Supposing this is true, and it seems to just sprout from incredulity, Feser points out characteristics of the first reason that are traditional philosophical definitions of God.
You keep ignoring the basic contradiction (just like you did with the last argument). You are also ignoring the utterly contrived nature of Feser's argument. It really is totally pathetic in its desperation to make this "uncaused cause" fit with an idea of god. For example, he argues it is 'good' because it realizes all of its potential - it has no defects. However, this says nothing about moral good that is ascribed to god.
Just as an example, I could bring the whole thing back to the point I made before, that this "uncaused cause" (in the sense Feser defines it in his argument) is quite clearly the cause of all defects and all moral evil in the world; it is therefore evil or, at the very least, amoral.
Therefore the claim that there is no reason to consider God is, er, unreasonable. You have therefore been indulging in misleading new atheist hyperbole.
Feser's argument is a joke - it provides no reason at all to consider anything like a god (in the usual sense of the word) for the reasons I have pointed out.
Incidently this is always found out when people finally admit they cannot absolutely demonstrate the absence of God.
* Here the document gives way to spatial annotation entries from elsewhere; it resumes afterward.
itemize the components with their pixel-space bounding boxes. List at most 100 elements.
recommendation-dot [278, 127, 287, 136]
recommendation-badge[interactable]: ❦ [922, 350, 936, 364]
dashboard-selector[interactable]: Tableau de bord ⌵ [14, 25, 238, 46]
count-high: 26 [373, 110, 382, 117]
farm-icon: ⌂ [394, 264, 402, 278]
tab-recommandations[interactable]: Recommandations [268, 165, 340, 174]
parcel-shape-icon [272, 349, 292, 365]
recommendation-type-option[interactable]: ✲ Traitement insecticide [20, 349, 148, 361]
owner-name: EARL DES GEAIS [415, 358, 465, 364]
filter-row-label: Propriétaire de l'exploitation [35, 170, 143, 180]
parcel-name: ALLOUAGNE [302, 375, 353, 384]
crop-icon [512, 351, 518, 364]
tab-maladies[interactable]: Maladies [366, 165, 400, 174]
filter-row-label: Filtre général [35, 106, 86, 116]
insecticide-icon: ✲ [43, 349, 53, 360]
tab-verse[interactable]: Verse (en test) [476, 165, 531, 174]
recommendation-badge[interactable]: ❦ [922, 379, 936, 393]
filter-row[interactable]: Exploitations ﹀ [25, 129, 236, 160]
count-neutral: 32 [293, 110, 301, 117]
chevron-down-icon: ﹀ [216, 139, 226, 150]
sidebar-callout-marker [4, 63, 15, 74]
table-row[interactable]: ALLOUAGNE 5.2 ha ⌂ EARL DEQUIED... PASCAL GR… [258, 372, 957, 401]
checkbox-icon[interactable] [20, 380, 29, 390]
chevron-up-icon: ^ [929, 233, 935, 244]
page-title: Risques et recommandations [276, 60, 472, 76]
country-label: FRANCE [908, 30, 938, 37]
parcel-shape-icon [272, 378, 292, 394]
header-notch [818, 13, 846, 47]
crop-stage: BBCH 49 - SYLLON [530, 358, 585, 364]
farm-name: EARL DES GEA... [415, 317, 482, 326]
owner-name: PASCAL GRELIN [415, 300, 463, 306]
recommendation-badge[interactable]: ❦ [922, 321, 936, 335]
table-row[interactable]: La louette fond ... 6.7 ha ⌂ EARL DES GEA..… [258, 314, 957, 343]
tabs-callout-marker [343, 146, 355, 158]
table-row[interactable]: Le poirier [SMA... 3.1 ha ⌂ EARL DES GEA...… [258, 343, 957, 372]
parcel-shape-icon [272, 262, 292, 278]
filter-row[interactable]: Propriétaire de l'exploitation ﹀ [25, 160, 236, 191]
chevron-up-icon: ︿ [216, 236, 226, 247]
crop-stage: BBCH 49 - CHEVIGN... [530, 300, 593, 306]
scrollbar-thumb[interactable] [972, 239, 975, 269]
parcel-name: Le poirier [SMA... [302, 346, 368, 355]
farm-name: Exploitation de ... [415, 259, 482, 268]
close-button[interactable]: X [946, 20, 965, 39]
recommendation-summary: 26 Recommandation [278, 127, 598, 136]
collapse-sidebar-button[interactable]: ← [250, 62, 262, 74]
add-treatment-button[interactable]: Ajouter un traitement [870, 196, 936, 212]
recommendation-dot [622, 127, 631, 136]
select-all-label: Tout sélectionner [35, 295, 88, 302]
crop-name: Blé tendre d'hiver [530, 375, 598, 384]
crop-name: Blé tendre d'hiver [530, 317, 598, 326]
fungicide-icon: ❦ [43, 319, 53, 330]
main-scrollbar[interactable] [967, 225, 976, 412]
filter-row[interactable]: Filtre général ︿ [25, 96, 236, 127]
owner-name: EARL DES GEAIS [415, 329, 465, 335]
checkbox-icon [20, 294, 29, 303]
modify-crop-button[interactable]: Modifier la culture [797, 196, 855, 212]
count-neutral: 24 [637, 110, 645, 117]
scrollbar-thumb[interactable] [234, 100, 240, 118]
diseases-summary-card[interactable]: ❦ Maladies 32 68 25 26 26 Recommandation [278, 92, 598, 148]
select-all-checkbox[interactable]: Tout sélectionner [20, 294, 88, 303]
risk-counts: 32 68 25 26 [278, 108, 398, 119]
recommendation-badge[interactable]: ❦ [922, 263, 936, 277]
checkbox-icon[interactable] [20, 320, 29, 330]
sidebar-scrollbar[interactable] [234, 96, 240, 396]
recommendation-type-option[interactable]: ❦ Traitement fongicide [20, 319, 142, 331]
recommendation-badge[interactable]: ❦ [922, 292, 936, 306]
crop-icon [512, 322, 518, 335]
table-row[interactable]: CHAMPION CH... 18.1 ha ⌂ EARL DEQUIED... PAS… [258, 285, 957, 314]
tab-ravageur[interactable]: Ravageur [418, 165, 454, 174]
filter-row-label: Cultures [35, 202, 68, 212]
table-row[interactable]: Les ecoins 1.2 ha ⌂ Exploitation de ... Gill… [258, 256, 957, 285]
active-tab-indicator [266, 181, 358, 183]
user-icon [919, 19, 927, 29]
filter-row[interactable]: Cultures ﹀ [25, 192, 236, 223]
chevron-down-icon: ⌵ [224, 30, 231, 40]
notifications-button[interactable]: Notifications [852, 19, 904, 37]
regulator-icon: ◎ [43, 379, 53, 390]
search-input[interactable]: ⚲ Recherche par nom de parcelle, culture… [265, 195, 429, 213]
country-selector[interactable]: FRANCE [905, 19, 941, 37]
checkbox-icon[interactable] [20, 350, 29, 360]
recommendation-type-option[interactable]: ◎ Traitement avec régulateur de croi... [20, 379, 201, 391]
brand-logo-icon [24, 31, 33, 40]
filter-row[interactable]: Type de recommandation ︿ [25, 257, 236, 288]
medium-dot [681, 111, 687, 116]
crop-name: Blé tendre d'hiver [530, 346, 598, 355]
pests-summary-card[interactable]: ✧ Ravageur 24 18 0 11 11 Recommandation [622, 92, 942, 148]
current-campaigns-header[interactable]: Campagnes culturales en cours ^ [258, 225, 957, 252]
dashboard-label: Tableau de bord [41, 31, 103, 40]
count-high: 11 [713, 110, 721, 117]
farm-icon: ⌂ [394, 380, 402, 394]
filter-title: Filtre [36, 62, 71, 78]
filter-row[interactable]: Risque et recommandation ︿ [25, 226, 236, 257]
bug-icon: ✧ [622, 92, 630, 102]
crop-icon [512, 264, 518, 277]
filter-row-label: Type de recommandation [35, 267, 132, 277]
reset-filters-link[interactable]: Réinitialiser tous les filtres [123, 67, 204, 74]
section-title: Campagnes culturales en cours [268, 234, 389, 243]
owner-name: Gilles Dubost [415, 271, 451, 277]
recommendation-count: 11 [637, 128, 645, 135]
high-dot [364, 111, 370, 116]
Just how many times do you need to be told that many atheists (myself included) have
never claimed to be able to demonstrate the absence of god(s)?
However Feser makes the case for at least the classic philosophically described God.
If that is the philosophical case for god, it's pathetic - for the reasons I've given.
What?, hide from science but not philosophy?
Hide form both, it would seem. More importantly perhaps, hide from ordinary, thinking people who have studied neither. Why isn't the important message (morally reprehensible as it is) blindingly obvious to everybody?